Issue date: 10/11/02 Section: Entertainment

" 'As you will no doubt know,' said my father, 'in old apartments there are rooms which are sometimes forgotten. Unvisited for months on end, they wilt neglected between the old walls and it happens that they close in on themselves, become overgrown with bricks and, lost once and for all to our memory, forfeit their only claim to existence. The doors, leading to them from some backstairs landing, have been overlooked by people living in the flat for so long that they merge with the wall, grow onto it, and all trace of them is obliterated in a complicated design of lines and cracks.' "

Before being shot and killed by a Nazi officer in 1942, Bruno Schulz lived an uneventful life, filled with small-town solitude, and, if his writings are any indication, unremitting boredom surrounding a traumatic childhood. He has been referred to variously as the Polish Kafka and the greatest Polish writer between the two World Wars, and yet his reputation rests on just two short novels, The Street of Crocodiles and Sanitarium Under the Sign of the Hourglass. Both written in an intense and sensational style, they are marked both by their hallucinatory binges and an almost sophomoric excessiveness. The Street of Crocodiles itself is only one hundred and fifteen pages in length, and despite its many and pervasive flaws, it is at times strangely moving and disturbingly affecting.
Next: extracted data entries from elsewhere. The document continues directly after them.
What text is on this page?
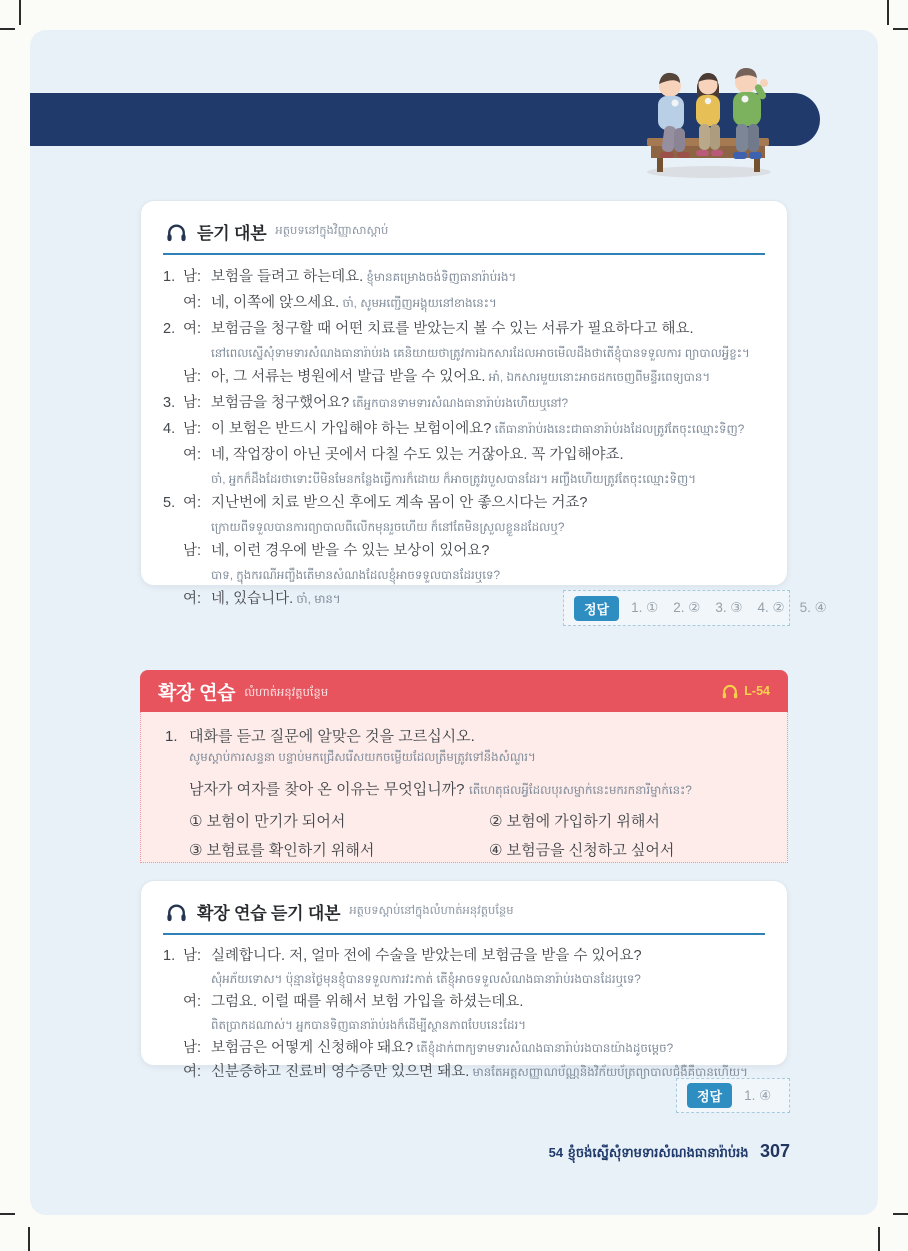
듣기 대본 អត្ថបទនៅក្នុងវិញ្ញាសាស្តាប់
1. 남: 보험을 들려고 하는데요. ខ្ញុំមានគម្រោងចង់ទិញធានារ៉ាប់រង។
여: 네, 이쪽에 앉으세요. ចា៎, សូមអញ្ជើញអង្គុយនៅខាងនេះ។
2. 여: 보험금을 청구할 때 어떤 치료를 받았는지 볼 수 있는 서류가 필요하다고 해요.
នៅពេលស្នើសុំទាមទារសំណងធានារ៉ាប់រង គេនិយាយថាត្រូវការឯកសារដែលអាចមើលដឹងថាតើខ្ញុំបានទទួលការ ព្យាបាលអ្វីខ្លះ។
남: 아, 그 서류는 병원에서 발급 받을 수 있어요. អា៎, ឯកសារមួយនោះអាចដកចេញពីមន្ទីរពេទ្យបាន។
3. 남: 보험금을 청구했어요? តើអ្នកបានទាមទារសំណងធានារ៉ាប់រងហើយឬនៅ?
4. 남: 이 보험은 반드시 가입해야 하는 보험이에요? តើធានារ៉ាប់រងនេះជាធានារ៉ាប់រងដែលត្រូវតែចុះឈ្មោះទិញ?
여: 네, 작업장이 아닌 곳에서 다칠 수도 있는 거잖아요. 꼭 가입해야죠.
ចា៎, អ្នកក៏ដឹងដែរថាទោះបីមិនមែនកន្លែងធ្វើការក៏ដោយ ក៏អាចត្រូវរបួសបានដែរ។ អញ្ចឹងហើយត្រូវតែចុះឈ្មោះទិញ។
5. 여: 지난번에 치료 받으신 후에도 계속 몸이 안 좋으시다는 거죠?
ក្រោយពីទទួលបានការព្យាបាលពីលើកមុនរួចហើយ ក៏នៅតែមិនស្រួលខ្លួនដដែលឬ?
남: 네, 이런 경우에 받을 수 있는 보상이 있어요?
បាទ, ក្នុងករណីអញ្ចឹងតើមានសំណងដែលខ្ញុំអាចទទួលបានដែរឬទេ?
여: 네, 있습니다. ចា៎, មាន។
정답	1. ① 2. ② 3. ③ 4. ② 5. ④
확장 연습 លំហាត់អនុវត្តបន្ថែម	L-54
1. 대화를 듣고 질문에 알맞은 것을 고르십시오.
សូមស្តាប់ការសន្ទនា បន្ទាប់មកជ្រើសរើសយកចម្លើយដែលត្រឹមត្រូវទៅនឹងសំណួរ។
남자가 여자를 찾아 온 이유는 무엇입니까? តើហេតុផលអ្វីដែលបុរសម្នាក់នេះមករកនារីម្នាក់នេះ?
① 보험이 만기가 되어서	② 보험에 가입하기 위해서
③ 보험료를 확인하기 위해서	④ 보험금을 신청하고 싶어서
확장 연습 듣기 대본 អត្ថបទស្តាប់នៅក្នុងលំហាត់អនុវត្តបន្ថែម
1. 남: 실례합니다. 저, 얼마 전에 수술을 받았는데 보험금을 받을 수 있어요?
សុំអភ័យទោស។ ប៉ុន្មានថ្ងៃមុនខ្ញុំបានទទួលការវះកាត់ តើខ្ញុំអាចទទួលសំណងធានារ៉ាប់រងបានដែរឬទេ?
여: 그럼요. 이럴 때를 위해서 보험 가입을 하셨는데요.
ពិតប្រាកដណាស់។ អ្នកបានទិញធានារ៉ាប់រងក៏ដើម្បីស្ថានភាពបែបនេះដែរ។
남: 보험금은 어떻게 신청해야 돼요? តើខ្ញុំដាក់ពាក្យទាមទារសំណងធានារ៉ាប់រងបានយ៉ាងដូចម្តេច?
여: 신분증하고 진료비 영수증만 있으면 돼요. មានតែអត្តសញ្ញាណប័ណ្ណនិងវិក័យប័ត្រព្យាបាលជំងឺគឺបានហើយ។
정답	1. ④
54 ខ្ញុំចង់ស្នើសុំទាមទារសំណងធានារ៉ាប់រង 307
So exactly what is this novel? At times it is a vitriolic and satiric judgment on specifically American commercial values; at others, it is a redemptive manifesto for the artist in a suffocating and bureaucratic society; and, perhaps centrally, it is a provocation (and consequently justification) for men and women to willfully insert into their mundane and oppressive realities the fantasies that seem to have lived and died only in childhood. For this novel, among other things, is a fusion of the author's present reality with the irresponsible musings of an over-imaginative child. The Street of Crocodiles itself is a blank spot on the town's map, a void in the ancestral unity of the town; it is an edifice built of American fashion magazines and half-realized desires. It is one-dimensional and without substance, but unfortunately, the obvious anti-American sentiments are often as empty and one-dimensional as the buildings Schulz depicts.

The Street of Crocodiles is an allegory of writing itself, a not-uncommon trend in modern literature. The labyrinthine scenery, then, represents the constant flux and disorder necessary for the act of creation. In fact, the theme of creation is very important in this work. Creative energy seeps from the scenery: doors long shut congeal with their doorframes; hallways rearrange; in long shut-off rooms exotic plants grow from the dust of past tenants and stale dreams. Turning of an ordinary and boring town into a fantastic environment is a symbol for writing itself, but again, one never knows whether these transformations are truly occurring, or if they are the faults of memory reaping their inexorable damage.